One further note on these cybersecurity requirements is that for Class II devices it upends the idea that a device has to be only as safe and effective as its predicate. Under this Draft Guidance a device has to be better than its predicate if the predicate was not designed and cleared under these recommendations.
There is also a Final Guidance Document on Postmarket Management of Cybersecurity in Medical Devices. This focuses on the need for ongoing attention to threats, potential patient harm and risk mitigation. This guidance applies to any marketed and distributed medical device including: 1) medical devices that contain software (including firmware) or programmable logic; and 2) software that is a medical device (SaMD), including mobile medical applications. Responsibility for ongoing assessment and appropriate responses is based on the Quality System Regulation, including complaint handling, quality audit, corrective and preventive action, software validation and risk analysis, and servicing. FDA also cites the shared responsibility of manufacturers and customers.
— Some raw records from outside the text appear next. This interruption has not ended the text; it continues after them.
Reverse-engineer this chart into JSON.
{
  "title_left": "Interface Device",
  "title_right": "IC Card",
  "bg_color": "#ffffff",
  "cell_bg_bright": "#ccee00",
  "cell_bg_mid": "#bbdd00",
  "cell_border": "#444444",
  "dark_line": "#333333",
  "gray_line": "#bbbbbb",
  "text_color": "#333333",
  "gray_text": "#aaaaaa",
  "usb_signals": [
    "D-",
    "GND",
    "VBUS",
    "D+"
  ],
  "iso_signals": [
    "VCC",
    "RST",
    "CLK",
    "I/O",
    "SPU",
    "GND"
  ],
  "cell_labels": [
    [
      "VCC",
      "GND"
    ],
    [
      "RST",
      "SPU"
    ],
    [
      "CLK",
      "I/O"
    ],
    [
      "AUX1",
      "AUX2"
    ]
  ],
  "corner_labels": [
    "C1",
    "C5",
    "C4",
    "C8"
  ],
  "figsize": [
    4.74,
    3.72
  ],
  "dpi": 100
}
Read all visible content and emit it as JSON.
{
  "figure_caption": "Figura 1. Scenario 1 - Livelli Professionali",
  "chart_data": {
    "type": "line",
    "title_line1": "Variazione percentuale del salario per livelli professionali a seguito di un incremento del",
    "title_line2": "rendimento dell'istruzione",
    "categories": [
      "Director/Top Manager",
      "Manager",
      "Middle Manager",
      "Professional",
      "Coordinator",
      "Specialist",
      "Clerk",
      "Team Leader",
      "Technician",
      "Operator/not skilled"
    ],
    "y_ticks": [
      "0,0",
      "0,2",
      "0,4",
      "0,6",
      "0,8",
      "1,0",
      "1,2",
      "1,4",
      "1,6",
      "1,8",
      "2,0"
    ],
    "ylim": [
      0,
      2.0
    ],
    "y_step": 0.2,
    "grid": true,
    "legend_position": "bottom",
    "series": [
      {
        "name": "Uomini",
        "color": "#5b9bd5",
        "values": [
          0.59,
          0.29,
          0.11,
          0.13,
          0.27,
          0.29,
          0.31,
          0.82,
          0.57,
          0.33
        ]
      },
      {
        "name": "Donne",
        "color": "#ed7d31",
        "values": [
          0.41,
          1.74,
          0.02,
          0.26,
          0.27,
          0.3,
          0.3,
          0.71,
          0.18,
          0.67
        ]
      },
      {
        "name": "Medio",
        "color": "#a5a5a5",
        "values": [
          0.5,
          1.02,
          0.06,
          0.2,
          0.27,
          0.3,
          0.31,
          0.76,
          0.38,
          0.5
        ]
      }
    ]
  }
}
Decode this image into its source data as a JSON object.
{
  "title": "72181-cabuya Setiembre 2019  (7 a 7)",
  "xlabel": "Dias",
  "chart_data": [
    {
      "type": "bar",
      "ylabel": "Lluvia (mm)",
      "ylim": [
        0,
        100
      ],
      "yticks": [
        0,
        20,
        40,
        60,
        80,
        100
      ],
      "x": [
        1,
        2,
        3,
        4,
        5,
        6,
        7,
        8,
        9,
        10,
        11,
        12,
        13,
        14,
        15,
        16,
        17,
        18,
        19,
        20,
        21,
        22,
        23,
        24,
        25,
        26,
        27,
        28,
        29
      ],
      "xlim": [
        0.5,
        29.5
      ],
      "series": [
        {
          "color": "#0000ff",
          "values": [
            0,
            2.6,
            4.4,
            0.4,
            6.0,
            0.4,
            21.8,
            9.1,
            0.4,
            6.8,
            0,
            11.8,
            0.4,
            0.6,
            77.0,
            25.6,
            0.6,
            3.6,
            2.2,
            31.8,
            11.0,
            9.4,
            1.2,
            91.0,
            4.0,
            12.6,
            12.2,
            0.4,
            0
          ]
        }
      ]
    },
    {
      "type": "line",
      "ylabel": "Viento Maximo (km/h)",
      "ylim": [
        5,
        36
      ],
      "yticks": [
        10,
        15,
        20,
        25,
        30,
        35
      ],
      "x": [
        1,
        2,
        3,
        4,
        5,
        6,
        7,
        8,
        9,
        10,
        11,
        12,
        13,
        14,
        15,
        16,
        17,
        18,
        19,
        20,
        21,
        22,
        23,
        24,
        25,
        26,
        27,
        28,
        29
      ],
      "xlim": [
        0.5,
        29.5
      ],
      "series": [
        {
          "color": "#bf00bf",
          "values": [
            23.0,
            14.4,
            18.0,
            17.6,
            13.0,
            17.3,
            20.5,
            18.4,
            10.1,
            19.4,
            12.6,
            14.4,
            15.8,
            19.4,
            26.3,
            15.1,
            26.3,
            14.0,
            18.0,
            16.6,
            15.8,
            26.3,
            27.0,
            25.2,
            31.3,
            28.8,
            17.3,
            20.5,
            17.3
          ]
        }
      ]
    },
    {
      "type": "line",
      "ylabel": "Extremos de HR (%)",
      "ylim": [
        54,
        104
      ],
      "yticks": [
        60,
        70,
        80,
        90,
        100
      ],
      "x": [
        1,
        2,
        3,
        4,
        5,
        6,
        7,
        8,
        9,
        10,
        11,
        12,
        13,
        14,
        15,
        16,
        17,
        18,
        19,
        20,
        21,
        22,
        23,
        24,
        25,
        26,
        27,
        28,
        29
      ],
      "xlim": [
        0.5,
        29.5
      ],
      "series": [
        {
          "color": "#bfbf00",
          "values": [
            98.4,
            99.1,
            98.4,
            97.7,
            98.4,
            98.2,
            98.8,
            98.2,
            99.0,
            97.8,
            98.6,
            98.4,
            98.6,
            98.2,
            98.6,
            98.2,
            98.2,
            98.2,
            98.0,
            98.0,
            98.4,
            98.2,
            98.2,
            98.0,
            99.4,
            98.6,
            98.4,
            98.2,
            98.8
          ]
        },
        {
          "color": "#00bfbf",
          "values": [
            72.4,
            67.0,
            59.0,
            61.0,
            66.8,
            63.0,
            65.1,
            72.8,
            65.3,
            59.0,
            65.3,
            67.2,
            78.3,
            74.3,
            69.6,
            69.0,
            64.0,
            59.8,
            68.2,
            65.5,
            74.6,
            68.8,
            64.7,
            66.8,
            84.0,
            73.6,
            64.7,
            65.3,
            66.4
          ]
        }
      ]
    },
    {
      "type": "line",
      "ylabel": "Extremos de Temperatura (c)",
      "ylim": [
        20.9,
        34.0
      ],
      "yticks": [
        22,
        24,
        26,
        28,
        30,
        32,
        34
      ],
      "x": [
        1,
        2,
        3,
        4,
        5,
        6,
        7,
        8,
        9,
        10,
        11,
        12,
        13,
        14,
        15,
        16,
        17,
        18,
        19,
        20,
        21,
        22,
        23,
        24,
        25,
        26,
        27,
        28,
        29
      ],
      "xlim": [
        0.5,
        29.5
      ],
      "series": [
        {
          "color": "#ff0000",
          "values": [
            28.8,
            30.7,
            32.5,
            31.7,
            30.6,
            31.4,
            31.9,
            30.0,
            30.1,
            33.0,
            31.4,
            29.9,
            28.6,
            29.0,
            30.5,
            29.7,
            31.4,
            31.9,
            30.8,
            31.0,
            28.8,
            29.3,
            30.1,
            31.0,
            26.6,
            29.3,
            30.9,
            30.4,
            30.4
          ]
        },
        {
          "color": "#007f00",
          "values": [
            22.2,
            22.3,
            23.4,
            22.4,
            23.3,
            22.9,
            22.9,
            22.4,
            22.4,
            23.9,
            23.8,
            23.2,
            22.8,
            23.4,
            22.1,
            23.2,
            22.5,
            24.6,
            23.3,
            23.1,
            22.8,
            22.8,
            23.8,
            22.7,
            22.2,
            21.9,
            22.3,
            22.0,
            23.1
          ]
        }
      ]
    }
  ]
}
The Internet of Things (IoT), or Medical IoT, or Internet of Everything is upon us for better or worse, although some have bought in more than others. Our ability to deal with this level of connectivity safely and securely is behind the development and deployment curve.
Manufacturers offer weakly protected devices and institutions haven’t met the challenges. This may not mean turn everything off, but it at least means we should be more rationale about what is connected and why, what must be done to keep it reasonably safe, and how to respond when attacked. This may require the use of external resources who have the skill and experience to undertake these challenges.